Miguel Fernández Astudillo
During the Friday meeting we discussed the issue of how to arrive from “raw data” to the data stored in the database. There was some disagreement and I think I did not explain myself clearly so I will try to do it in this email.
As I see it raw data will come in a variety of formats, some will be csv, other xlsx or txt. Some will be existing correspondence tables that we use as intermediate steps to build a different one. Or we may create other correspondence tables “joining” two different classifications. The raw data should be stored when possible, to avoid breaking the system when data is no longer available or slightly modified.
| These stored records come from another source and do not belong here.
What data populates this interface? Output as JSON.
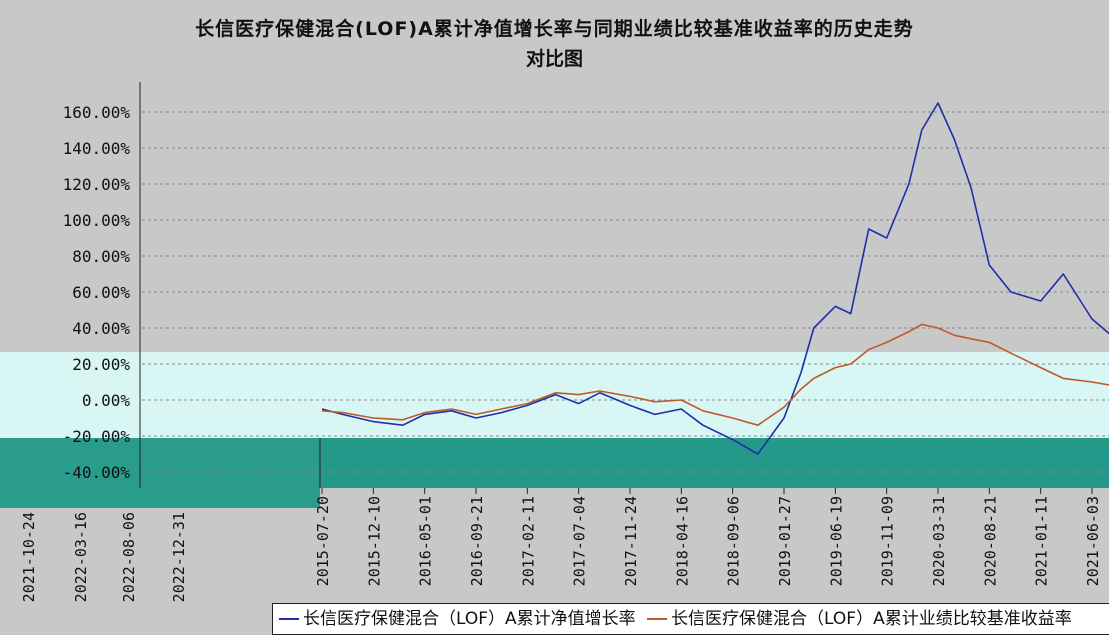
{
  "title": {
    "line1": "长信医疗保健混合(LOF)A累计净值增长率与同期业绩比较基准收益率的历史走势",
    "line2": "对比图"
  },
  "chart_data": {
    "type": "line",
    "ylim": [
      -40,
      170
    ],
    "y_ticks": [
      "160.00%",
      "140.00%",
      "120.00%",
      "100.00%",
      "80.00%",
      "60.00%",
      "40.00%",
      "20.00%",
      "0.00%",
      "-20.00%",
      "-40.00%"
    ],
    "x_ticks": [
      "2015-07-20",
      "2015-12-10",
      "2016-05-01",
      "2016-09-21",
      "2017-02-11",
      "2017-07-04",
      "2017-11-24",
      "2018-04-16",
      "2018-09-06",
      "2019-01-27",
      "2019-06-19",
      "2019-11-09",
      "2020-03-31",
      "2020-08-21",
      "2021-01-11",
      "2021-06-03"
    ],
    "x_ticks_extra": [
      "2021-10-24",
      "2022-03-16",
      "2022-08-06",
      "2022-12-31"
    ],
    "grid": true,
    "legend_position": "bottom",
    "series": [
      {
        "name": "长信医疗保健混合（LOF）A累计净值增长率",
        "color": "#1f2fa8",
        "x": [
          "2015-07-20",
          "2015-09-15",
          "2015-12-10",
          "2016-03-01",
          "2016-05-01",
          "2016-07-15",
          "2016-09-21",
          "2016-12-01",
          "2017-02-11",
          "2017-05-01",
          "2017-07-04",
          "2017-09-01",
          "2017-11-24",
          "2018-02-01",
          "2018-04-16",
          "2018-06-15",
          "2018-09-06",
          "2018-11-15",
          "2019-01-27",
          "2019-03-15",
          "2019-04-20",
          "2019-06-19",
          "2019-08-01",
          "2019-09-20",
          "2019-11-09",
          "2020-01-10",
          "2020-02-15",
          "2020-03-31",
          "2020-05-15",
          "2020-07-01",
          "2020-08-21",
          "2020-10-20",
          "2021-01-11",
          "2021-03-15",
          "2021-06-03",
          "2021-08-01"
        ],
        "values": [
          -5,
          -8,
          -12,
          -14,
          -8,
          -6,
          -10,
          -7,
          -3,
          3,
          -2,
          4,
          -3,
          -8,
          -5,
          -14,
          -22,
          -30,
          -10,
          15,
          40,
          52,
          48,
          95,
          90,
          120,
          150,
          165,
          145,
          118,
          75,
          60,
          55,
          70,
          45,
          35
        ]
      },
      {
        "name": "长信医疗保健混合（LOF）A累计业绩比较基准收益率",
        "color": "#c05a2a",
        "x": [
          "2015-07-20",
          "2015-09-15",
          "2015-12-10",
          "2016-03-01",
          "2016-05-01",
          "2016-07-15",
          "2016-09-21",
          "2016-12-01",
          "2017-02-11",
          "2017-05-01",
          "2017-07-04",
          "2017-09-01",
          "2017-11-24",
          "2018-02-01",
          "2018-04-16",
          "2018-06-15",
          "2018-09-06",
          "2018-11-15",
          "2019-01-27",
          "2019-03-15",
          "2019-04-20",
          "2019-06-19",
          "2019-08-01",
          "2019-09-20",
          "2019-11-09",
          "2020-01-10",
          "2020-02-15",
          "2020-03-31",
          "2020-05-15",
          "2020-07-01",
          "2020-08-21",
          "2020-10-20",
          "2021-01-11",
          "2021-03-15",
          "2021-06-03",
          "2021-08-01"
        ],
        "values": [
          -6,
          -7,
          -10,
          -11,
          -7,
          -5,
          -8,
          -5,
          -2,
          4,
          3,
          5,
          2,
          -1,
          0,
          -6,
          -10,
          -14,
          -4,
          6,
          12,
          18,
          20,
          28,
          32,
          38,
          42,
          40,
          36,
          34,
          32,
          26,
          18,
          12,
          10,
          8
        ]
      }
    ]
  }
}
I see it, it all starts with the dirty job of data cleaning. Data cleaning should be scripted so it can be reproduced easily, avoiding any manual steps. But it can hardly be generalised and it will be very specific to the tables being created. It will also need to be adapted because data providers will change the way the output their data. This process of data cleaning should arrive to a csv* that can be more easily “digested” by other functions To e.g. add a predicate or a weighting factor. This fits with recommendations of reproducibility (https://journals.plos.org/ploscompbiol/article?id=10.1371/journal.pcbi.1003285). “record intermediate results in standarddized formats”. From the cleaned data we can create a table with subject-object-predicate and maybe some weighting (all with a descriptor of the metadata). This curated info should be (in my opinion) what is “consumed” by arborist (see issue #4).
Here an example of (trying) to create two different correspondence tables, just to illustrate how difference can be one to the other.
Enjoy the weekend!
*For the three different ways of calling the same activities/flows in Exiobase. I think they should be 3 tables with “same as” (?) predicate.